1. Why is Ireland in the former category? It's notorious for its low rates of corporate tax, unlike Britain.
2. Irish governments don't do "philosophical". Never have done, most likely never will. They have done "theological" in the past, but that was an unmitigated disaster. (Skip to the second half of the article.) Sadly, many vestiges still remain. Here's a related paper which may be of interest. Beware, it's long, but it illustrates some nasty outcomes where separation of church and state isn't total.

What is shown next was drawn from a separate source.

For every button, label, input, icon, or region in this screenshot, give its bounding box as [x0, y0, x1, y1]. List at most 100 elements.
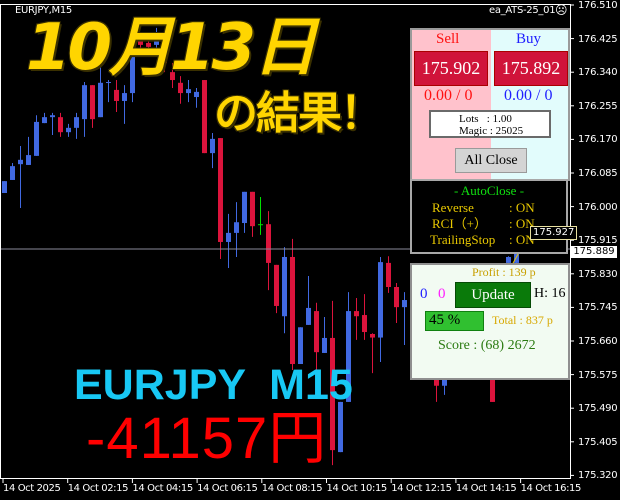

Sorry, I can't take seriously an article which makes even a passing reference to Irish political philosophy. That kind of thing died with Edmund Burke. We don't do principled government. We do brazen kow-towing to lobby groups and the super-wealthy. We do short-sighted pork barrel vote-grabbing.




I'm pleased that our government is sometimes capable of practical economics. That's all I'll give them credit for. Two whole years to an election, alas. Which offers the appetising choice of returning a complacent, incompetent, bloated and greedy administration, electing a big-government, probably incompetent, lazy compromise of a coalition, or voting for a terrorist organisation's Marxist political wing. All parties propose 'further spending' as the solution to everything. (Cutting spending and using taxpayers' money efficiently wouldn't get the civil servants' votes, of course.)

I think I'll just emigrate and leave the country to rot.